Pancreatic ductal adenocarcinoma (PDAC) has a notoriously poor prognosis after treatments without precise biomarkers. The traditional biomarker, carbohydrate antigen 19-9 is not suitable for timely checking treatment responses for all PDAC patients. The usage of low-invasive liquid biopsies, e.g., cell-free DNA (cfDNA) from blood, has shown to improve prognostication for several cancers, but not precisely for PDAC, especially for predictive prognosis by longitudinal sampling. This study aims to address the issue that the dynamic occurrence of oncogenic mutations in cfDNA from serial monitoring could be served as a predictive indicator of disease outcomes in PDAC patients after chemotherapy.

Methods

A total of 65 advanced-staged PDAC patients were enrolled. The plasma cfDNA were subjected to next generation sequencing with a panel of tumor-associated genes and confirmed by digital PCR. Patients were grouped by three risky levels which were designated by the quantities of cfDNA and presence of the oncogenic mutations in cfDNA after treatment (post-cfDNA). Association of different risk factors with progression-free survival (PFS) and overall survival (OS) was assessed in Kaplan-Meier curves and Cox regression analyses.

Results

In the prospective cohort, high-risk patients who had high levels of cfDNA over the threshold showed the worst PFS and OS [HR= 8.83 (3.99-19.51) in PFS, p<0.001; HR=4.25 (2.24-8.06) in OS, p<0.001]. The medium-risk patients, whose cfDNA levels were lower than the threshold but contained KRAS mutants in post-cfDNA, demonstrated moderately worse PFS and OS than low-risk patients without elevated levels and KRAS mutants in post-cfDNA [low risk as reference, HR= 6.08 (2.42-15.27) in PFS, p<0.001; HR=2.64 (1.18-5.91) in OS, p=0.018]. However, patients with TP53 mutants in cfDNA after treatments showed no significance correlations to either PFS (p=0.144) or to OS (p=0.098), respectively.

Conclusions

Early retention of oncogenic KRAS mutants in cfDNA after chemotherapy is an independent factor in predicting worse OS and PFS in PDAC patients.
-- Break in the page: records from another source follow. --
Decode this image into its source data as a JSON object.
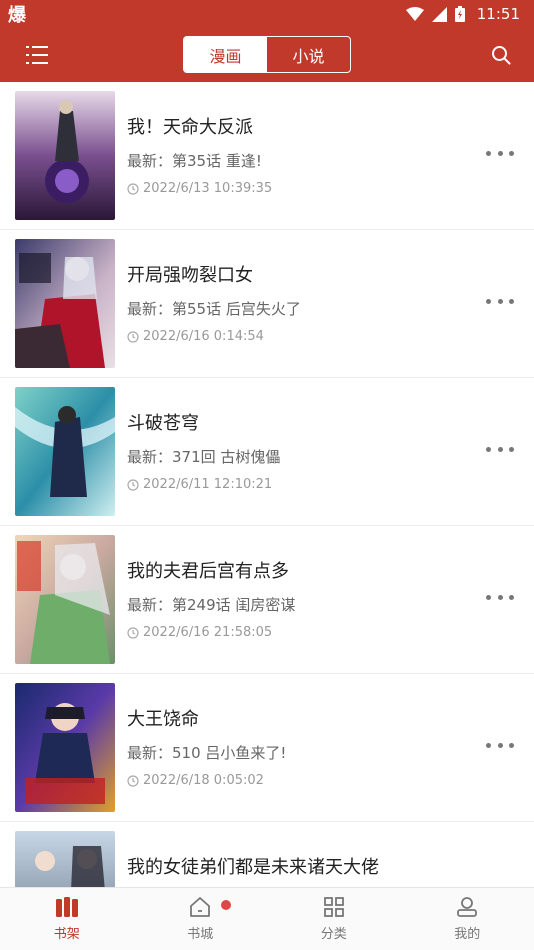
{
  "status_bar": {
    "app_icon_text": "爆",
    "time": "11:51"
  },
  "header": {
    "tabs": [
      {
        "label": "漫画",
        "active": true
      },
      {
        "label": "小说",
        "active": false
      }
    ],
    "accent_color": "#c0392b"
  },
  "books": [
    {
      "title": "我！天命大反派",
      "latest": "最新：第35话 重逢!",
      "time": "2022/6/13 10:39:35"
    },
    {
      "title": "开局强吻裂口女",
      "latest": "最新：第55话 后宫失火了",
      "time": "2022/6/16 0:14:54"
    },
    {
      "title": "斗破苍穹",
      "latest": "最新：371回 古树傀儡",
      "time": "2022/6/11 12:10:21"
    },
    {
      "title": "我的夫君后宫有点多",
      "latest": "最新：第249话 闺房密谋",
      "time": "2022/6/16 21:58:05"
    },
    {
      "title": "大王饶命",
      "latest": "最新：510 吕小鱼来了!",
      "time": "2022/6/18 0:05:02"
    },
    {
      "title": "我的女徒弟们都是未来诸天大佬",
      "latest": "",
      "time": ""
    }
  ],
  "bottom_nav": [
    {
      "label": "书架",
      "icon": "bookshelf-icon",
      "active": true
    },
    {
      "label": "书城",
      "icon": "home-icon",
      "active": false,
      "badge": true
    },
    {
      "label": "分类",
      "icon": "grid-icon",
      "active": false
    },
    {
      "label": "我的",
      "icon": "user-icon",
      "active": false
    }
  ]
}
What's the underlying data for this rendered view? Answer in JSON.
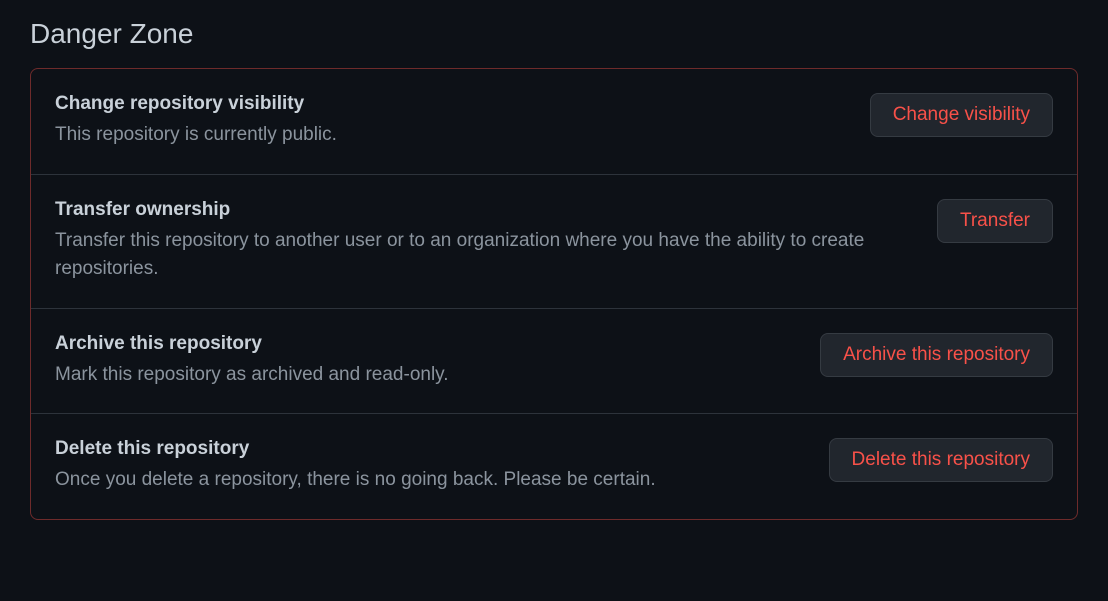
{
  "section": {
    "title": "Danger Zone"
  },
  "items": [
    {
      "title": "Change repository visibility",
      "description": "This repository is currently public.",
      "button": "Change visibility"
    },
    {
      "title": "Transfer ownership",
      "description": "Transfer this repository to another user or to an organization where you have the ability to create repositories.",
      "button": "Transfer"
    },
    {
      "title": "Archive this repository",
      "description": "Mark this repository as archived and read-only.",
      "button": "Archive this repository"
    },
    {
      "title": "Delete this repository",
      "description": "Once you delete a repository, there is no going back. Please be certain.",
      "button": "Delete this repository"
    }
  ]
}
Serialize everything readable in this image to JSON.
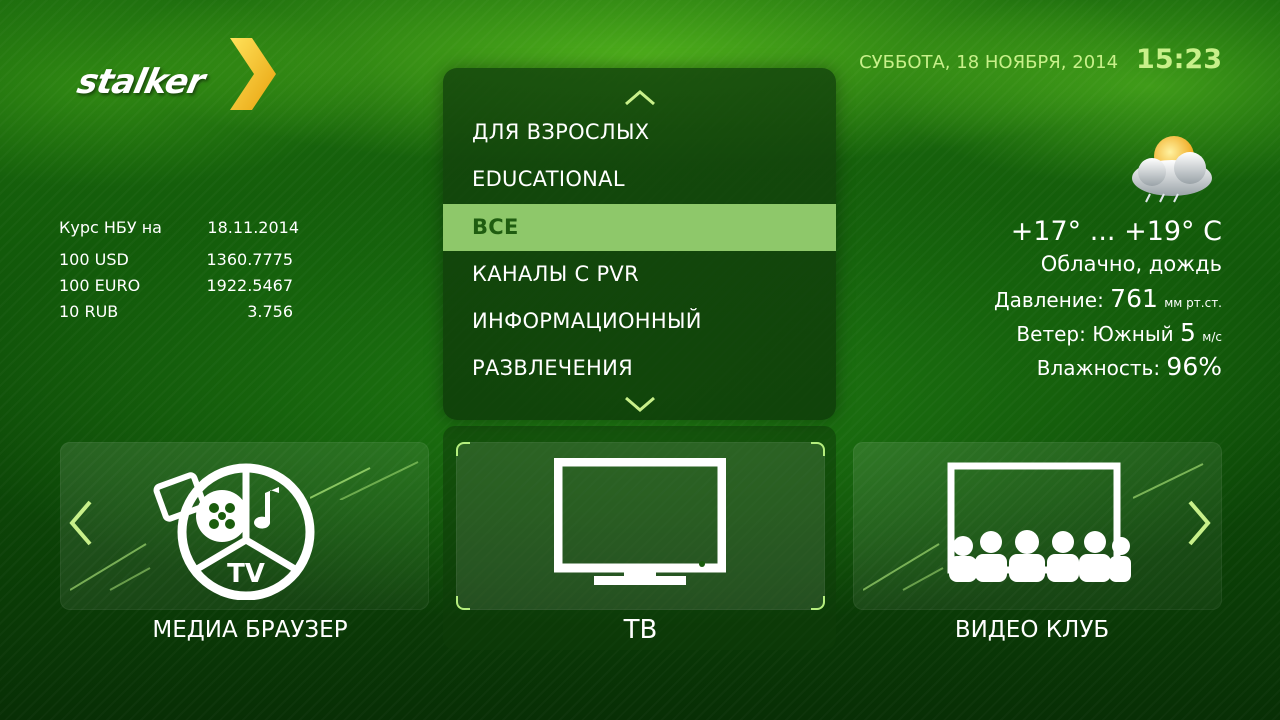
{
  "logo": {
    "text": "stalker"
  },
  "header": {
    "date": "СУББОТА, 18 НОЯБРЯ, 2014",
    "time": "15:23"
  },
  "currency": {
    "title": "Курс НБУ на",
    "date": "18.11.2014",
    "rows": [
      {
        "name": "100 USD",
        "value": "1360.7775"
      },
      {
        "name": "100 EURO",
        "value": "1922.5467"
      },
      {
        "name": "10 RUB",
        "value": "3.756"
      }
    ]
  },
  "weather": {
    "icon": "cloud-sun-rain-icon",
    "temperature": "+17° ... +19° C",
    "description": "Облачно, дождь",
    "pressure_label": "Давление:",
    "pressure_value": "761",
    "pressure_unit": "мм рт.ст.",
    "wind_label": "Ветер: Южный",
    "wind_value": "5",
    "wind_unit": "м/с",
    "humidity_label": "Влажность:",
    "humidity_value": "96%"
  },
  "menu": {
    "items": [
      {
        "label": "ДЛЯ ВЗРОСЛЫХ",
        "selected": false
      },
      {
        "label": "EDUCATIONAL",
        "selected": false
      },
      {
        "label": "ВСЕ",
        "selected": true
      },
      {
        "label": "КАНАЛЫ С PVR",
        "selected": false
      },
      {
        "label": "ИНФОРМАЦИОННЫЙ",
        "selected": false
      },
      {
        "label": "РАЗВЛЕЧЕНИЯ",
        "selected": false
      }
    ]
  },
  "tiles": {
    "media": {
      "label": "МЕДИА БРАУЗЕР",
      "icon_text": "TV"
    },
    "tv": {
      "label": "ТВ"
    },
    "video": {
      "label": "ВИДЕО КЛУБ"
    }
  },
  "colors": {
    "accent": "#c8f08a",
    "selection": "#8ec86a",
    "logo_chevron": "#f6c21c"
  }
}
The serial molecular response of oncogenes in post-cfDNA could serve as a leading biomarker in monitoring clinical outcomes in PDAC patients.

Clinical trial identification

Editorial acknowledgement

Legal entity responsible for the study

C-J. Huang.

Funding

National Science and Technology Council.

Disclosure

All authors have declared no conflicts of interest.